I am not trying to question anyone's decision concerning their own child, I am wondering for my own daughter. Her scoliosis is very aggressive and she may need surgery in the future but I worry that she could reach my age or even younger and start having problems related to the surgery. Her primary curve is in the lumbar area and I heard there is even more wear and tear on the unfused vertebrae when the lumbar is fused. My daughter is not in any pain and looks pretty balanced, I don't even think anyone could tell if they didn't know. That's why I haven't felt compelled to pursue surgery.

Any studies or comments would be appreciated.
Sherie :confused:

LindaRacine
09-05-2006, 12:09 AM
Hi Sherie...

There are plenty of studies. I have links to abstracts for surgery outcomes on my website:

http://www.scoliosislinks.com/SurgeryResearch.htm

Regards,
Linda

magicman
09-05-2006, 01:00 PM
I think that it's really case of finding a surgeon you trust and listening to their advice for what is best for your daughter. Consider a second opinion. The problem is there will never be a perfect time to have surgery. Medicine advances all the time and no one can predict what the future will hold for scoliosis treatment. You could put the surgery off for 5 yrs but when the time is up then what? Because if you leave it another 5 yrs perhaps surgery will advance again. And so on. Meanwhile your daughter's back could be getting worse and she might feel her life is on hold.

I understand that the techniques that are used today are much safer and far more reliable than was the case for surgery decades ago. In 200 yrs time perhaps scoliosis will be seen as curable but this is not how things are at the moment. For any illness you have to go along with the best that medicine can achieve at that particular moment in time.

As I've said. Find a doctor you like and trust and then listen to their advice and ask them as many questions as you want.

Sherie
09-05-2006, 02:21 PM
Linda, thanks for the list, I can tell that took many hours to compile and saves me the trouble. By the way, from your observations, what type of hardware are most physicians using nowdays?

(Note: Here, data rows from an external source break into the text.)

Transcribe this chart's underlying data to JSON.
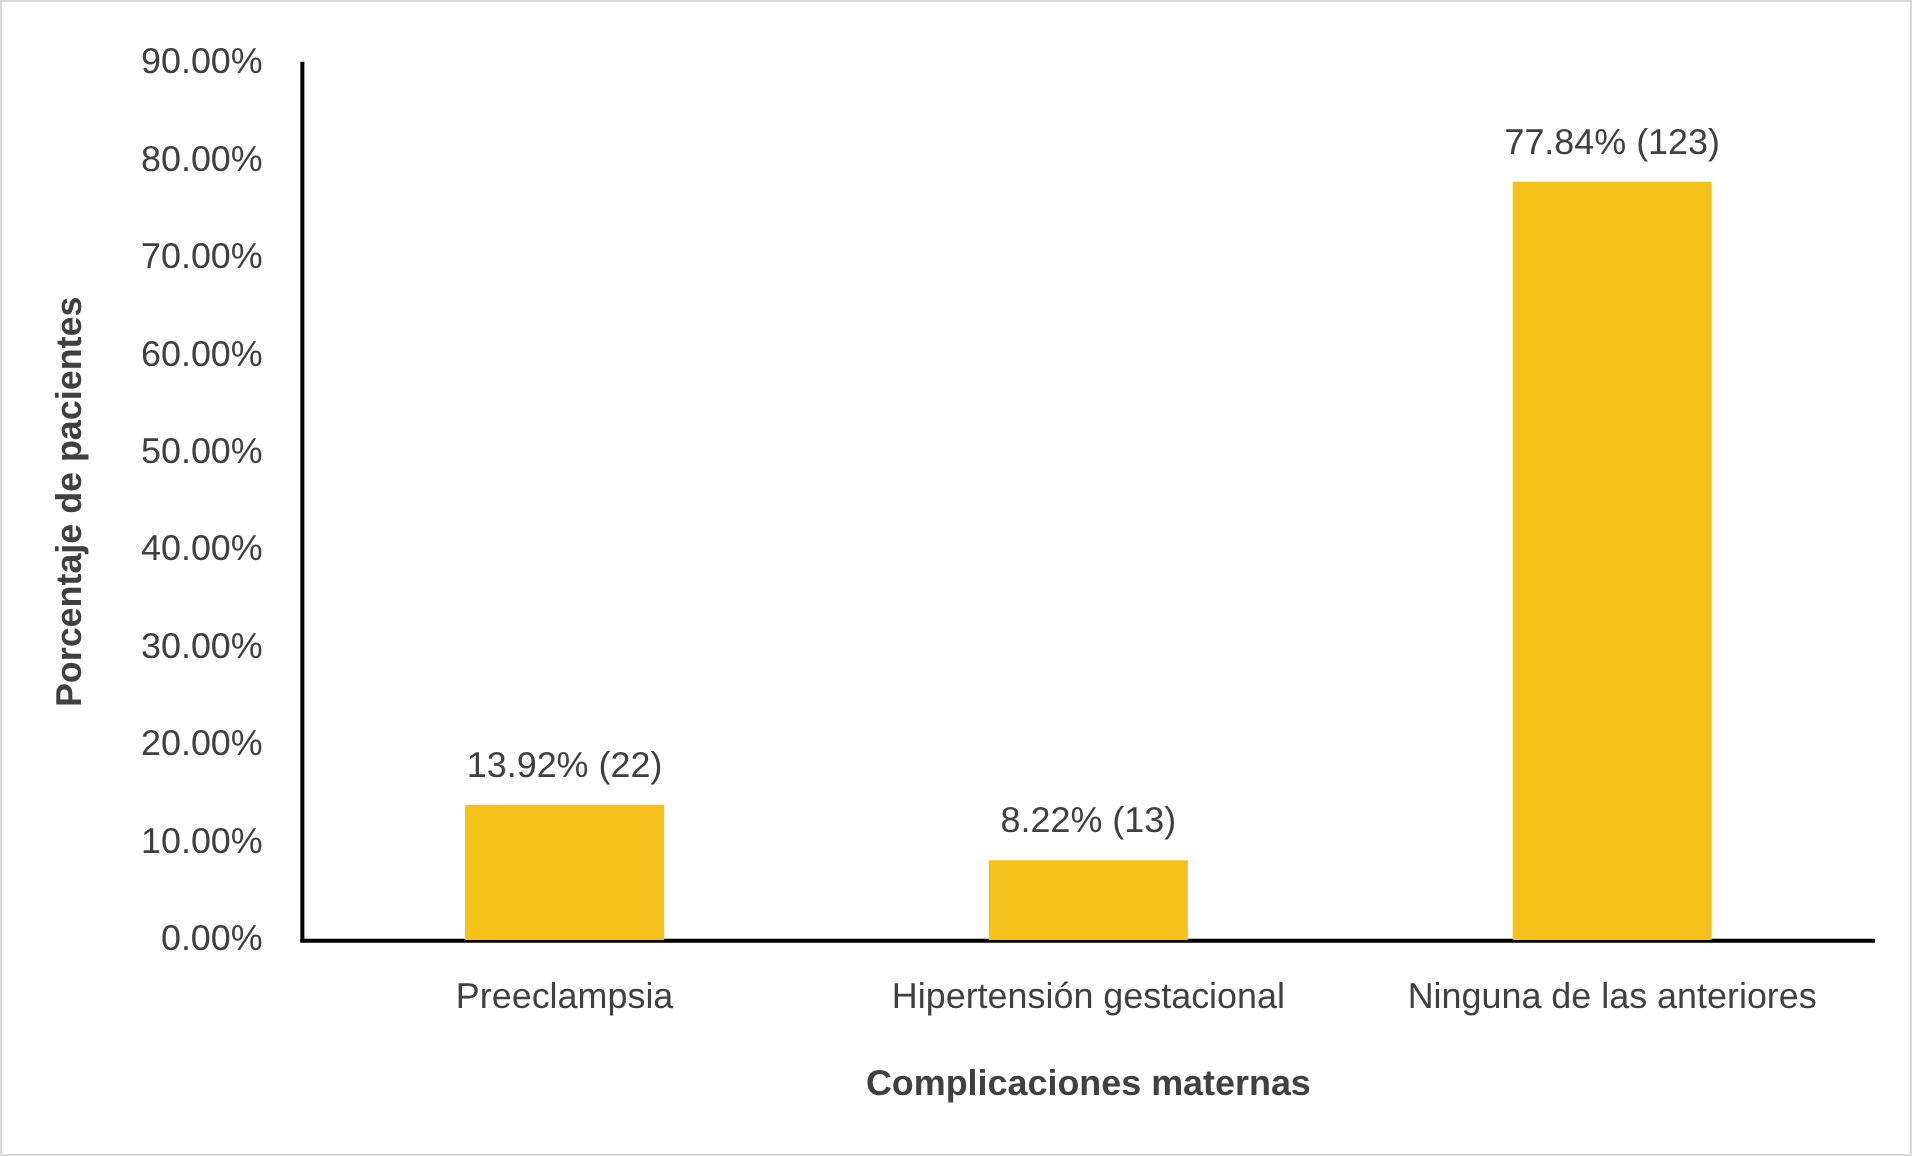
{
  "chart_data": {
    "type": "bar",
    "xlabel": "Complicaciones maternas",
    "ylabel": "Porcentaje de pacientes",
    "categories": [
      "Preeclampsia",
      "Hipertensión gestacional",
      "Ninguna de las anteriores"
    ],
    "values": [
      13.92,
      8.22,
      77.84
    ],
    "value_labels": [
      "13.92% (22)",
      "8.22% (13)",
      "77.84% (123)"
    ],
    "color": "#f5c21b",
    "ylim": [
      0,
      90
    ],
    "yticks": [
      {
        "value": 0,
        "label": "0.00%"
      },
      {
        "value": 10,
        "label": "10.00%"
      },
      {
        "value": 20,
        "label": "20.00%"
      },
      {
        "value": 30,
        "label": "30.00%"
      },
      {
        "value": 40,
        "label": "40.00%"
      },
      {
        "value": 50,
        "label": "50.00%"
      },
      {
        "value": 60,
        "label": "60.00%"
      },
      {
        "value": 70,
        "label": "70.00%"
      },
      {
        "value": 80,
        "label": "80.00%"
      },
      {
        "value": 90,
        "label": "90.00%"
      }
    ],
    "grid": false,
    "legend": false
  }
}
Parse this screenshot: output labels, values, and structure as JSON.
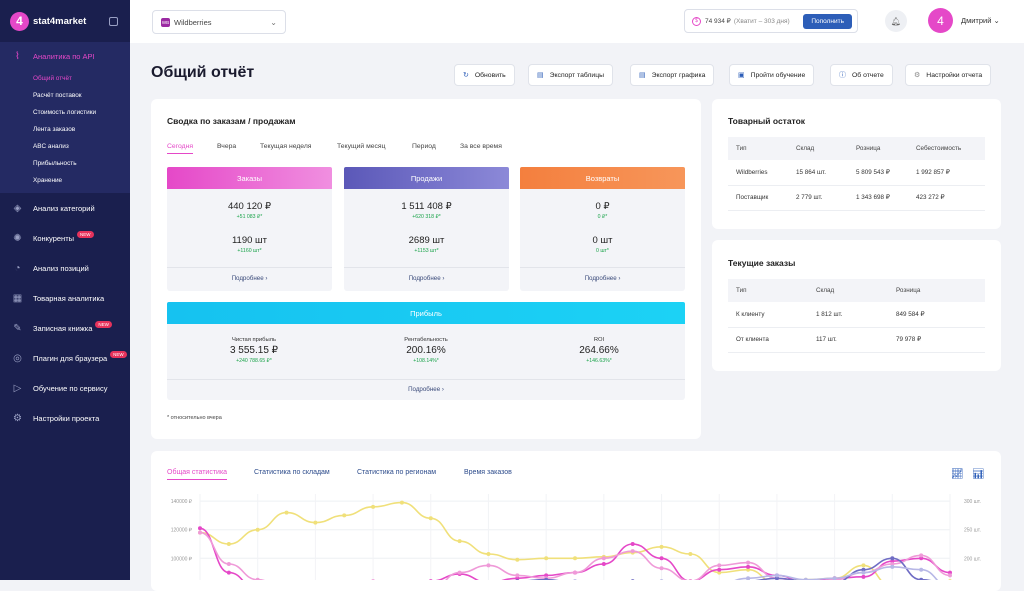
{
  "sidebar": {
    "logo_letter": "4",
    "logo_text": "stat4market",
    "active_section": "Аналитика по API",
    "sub_items": [
      "Общий отчёт",
      "Расчёт поставок",
      "Стоимость логистики",
      "Лента заказов",
      "ABC анализ",
      "Прибыльность",
      "Хранение"
    ],
    "items": [
      {
        "label": "Анализ категорий",
        "icon": "layers-icon",
        "glyph": "◈",
        "badge": ""
      },
      {
        "label": "Конкуренты",
        "icon": "target-icon",
        "glyph": "✺",
        "badge": "NEW"
      },
      {
        "label": "Анализ позиций",
        "icon": "position-icon",
        "glyph": "◔",
        "badge": ""
      },
      {
        "label": "Товарная аналитика",
        "icon": "grid-icon",
        "glyph": "▦",
        "badge": ""
      },
      {
        "label": "Записная книжка",
        "icon": "notebook-icon",
        "glyph": "✎",
        "badge": "NEW"
      },
      {
        "label": "Плагин для браузера",
        "icon": "chrome-icon",
        "glyph": "◎",
        "badge": "NEW"
      },
      {
        "label": "Обучение по сервису",
        "icon": "play-icon",
        "glyph": "▷",
        "badge": ""
      },
      {
        "label": "Настройки проекта",
        "icon": "gear-icon",
        "glyph": "⚙",
        "badge": ""
      }
    ]
  },
  "topbar": {
    "shop_badge": "WB",
    "shop_name": "Wildberries",
    "balance": "74 934 ₽",
    "balance_hint": "(Хватит – 303 дня)",
    "topup_label": "Пополнить",
    "user_initial": "4",
    "user_name": "Дмитрий"
  },
  "header": {
    "title": "Общий отчёт",
    "buttons": [
      "Обновить",
      "Экспорт таблицы",
      "Экспорт графика",
      "Пройти обучение",
      "Об отчете",
      "Настройки отчета"
    ]
  },
  "summary": {
    "title": "Сводка по заказам / продажам",
    "periods": [
      "Сегодня",
      "Вчера",
      "Текущая неделя",
      "Текущий месяц",
      "Период",
      "За все время"
    ],
    "active_period": "Сегодня",
    "more_label": "Подробнее ›",
    "blocks": [
      {
        "title": "Заказы",
        "color": "#e548c8",
        "sum": "440 120 ₽",
        "sum_delta": "+51 083 ₽*",
        "qty": "1190 шт",
        "qty_delta": "+1160 шт*"
      },
      {
        "title": "Продажи",
        "color": "#6f6cc4",
        "sum": "1 511 408 ₽",
        "sum_delta": "+620 318 ₽*",
        "qty": "2689 шт",
        "qty_delta": "+1153 шт*"
      },
      {
        "title": "Возвраты",
        "color": "#f4874a",
        "sum": "0 ₽",
        "sum_delta": "0 ₽*",
        "qty": "0 шт",
        "qty_delta": "0 шт*"
      }
    ],
    "profit": {
      "title": "Прибыль",
      "items": [
        {
          "label": "Чистая прибыль",
          "value": "3 555.15 ₽",
          "delta": "+240 788.65 ₽*"
        },
        {
          "label": "Рентабельность",
          "value": "200.16%",
          "delta": "+108.14%*"
        },
        {
          "label": "ROI",
          "value": "264.66%",
          "delta": "+146.63%*"
        }
      ]
    },
    "footnote": "* относительно вчера"
  },
  "stock": {
    "title": "Товарный остаток",
    "headers": [
      "Тип",
      "Склад",
      "Розница",
      "Себестоимость"
    ],
    "rows": [
      [
        "Wildberries",
        "15 864 шт.",
        "5 809 543 ₽",
        "1 992 857 ₽"
      ],
      [
        "Поставщик",
        "2 779 шт.",
        "1 343 698 ₽",
        "423 272 ₽"
      ]
    ]
  },
  "orders": {
    "title": "Текущие заказы",
    "headers": [
      "Тип",
      "Склад",
      "Розница"
    ],
    "rows": [
      [
        "К клиенту",
        "1 812 шт.",
        "849 584 ₽"
      ],
      [
        "От клиента",
        "117 шт.",
        "79 978 ₽"
      ]
    ]
  },
  "stats": {
    "tabs": [
      "Общая статистика",
      "Статистика по складам",
      "Статистика по регионам",
      "Время заказов"
    ],
    "active_tab": "Общая статистика",
    "view_icons": [
      "line-chart-icon",
      "bar-chart-icon"
    ]
  },
  "chart_data": {
    "type": "line",
    "y_left_ticks": [
      "140000 ₽",
      "120000 ₽",
      "100000 ₽",
      "80000 ₽"
    ],
    "y_right_ticks": [
      "300 шт.",
      "250 шт.",
      "200 шт.",
      "150 шт."
    ],
    "ylim": [
      75000,
      145000
    ],
    "x": [
      0,
      1,
      2,
      3,
      4,
      5,
      6,
      7,
      8,
      9,
      10,
      11,
      12,
      13,
      14,
      15,
      16,
      17,
      18,
      19,
      20,
      21,
      22,
      23,
      24,
      25,
      26
    ],
    "series": [
      {
        "color": "#f0e07a",
        "values": [
          118000,
          110000,
          120000,
          132000,
          125000,
          130000,
          136000,
          139000,
          128000,
          112000,
          103000,
          99000,
          100000,
          100000,
          101000,
          104000,
          108000,
          103000,
          90000,
          92000,
          82000,
          85000,
          86000,
          95000,
          80000,
          78000,
          84000
        ]
      },
      {
        "color": "#e548c8",
        "values": [
          121000,
          90000,
          78000,
          80000,
          79000,
          78000,
          80000,
          82000,
          84000,
          89000,
          83000,
          86000,
          88000,
          90000,
          96000,
          110000,
          100000,
          84000,
          92000,
          94000,
          88000,
          83000,
          86000,
          87000,
          98000,
          100000,
          90000
        ]
      },
      {
        "color": "#ef9ad8",
        "values": [
          118000,
          96000,
          85000,
          78000,
          80000,
          82000,
          84000,
          80000,
          78000,
          90000,
          95000,
          88000,
          86000,
          90000,
          100000,
          105000,
          93000,
          84000,
          95000,
          97000,
          86000,
          82000,
          85000,
          90000,
          96000,
          102000,
          88000
        ]
      },
      {
        "color": "#6f6cc4",
        "values": [
          80000,
          79000,
          78000,
          79000,
          80000,
          82000,
          81000,
          80000,
          79000,
          80000,
          82000,
          84000,
          85000,
          83000,
          82000,
          84000,
          82000,
          81000,
          80000,
          84000,
          86000,
          84000,
          83000,
          92000,
          100000,
          85000,
          82000
        ]
      },
      {
        "color": "#b7b7e6",
        "values": [
          82000,
          80000,
          79000,
          80000,
          81000,
          80000,
          79000,
          80000,
          81000,
          83000,
          80000,
          82000,
          83000,
          84000,
          83000,
          82000,
          84000,
          83000,
          82000,
          86000,
          88000,
          85000,
          86000,
          90000,
          94000,
          92000,
          80000
        ]
      }
    ]
  }
}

I have seen a few people who said they had surgery in the past few years and still had Harrington rods put in, maybe they've improved upon them?

Magicman,
I appreciate the advice. You're probably right, there is never a good time to have surgery, but I don't feel my daughter is in any particular danger by not having it right now. In her case, the primary curve is lumbar thus she does not have the problems associated with severe thoracic curves. We are also pursuing alternative treatments, wether they work or not, only time will tell, but I feel we should give these a chance because the surgery is final, there is no going back. Even her orthopedic surgeon doesn't feel there is any rush, he concurred that she could wait until her 20's and still achieve very good correction (of course, we will monitor it and do something if it becomes a neccesity). So my feeling is, why not wait and see what happens with the advancements in surgery. I believe 5 or 10 years could make a difference and she will be able to decide at that point if that's what she wants to do and I will back her up 100%. Either way, it's not an easy decision and as parents, we just have to do what we feel is best and hopefully not have any regrets later on. Isn't that what parenting is all about anyways? ;) Have a great day.

LindaRacine
09-05-2006, 03:12 PM
Hi Sherie...

Most posterior systems in use in the U.S. today are known as universal systems. They all involve multiple contourable rods, fixed to the spine at multiple levels by hooks, screws, or wires. And, they're all pretty much the same, so don't get too hung up on what anyone uses.

I think that the majority of times we hear that someone has had surgery in recent years where Harrington rods were used (at least here in the U.S.), the patient is actually mistaken. In every instance I've been able to verify, the patient was incorrect, and did not have Harrington rods.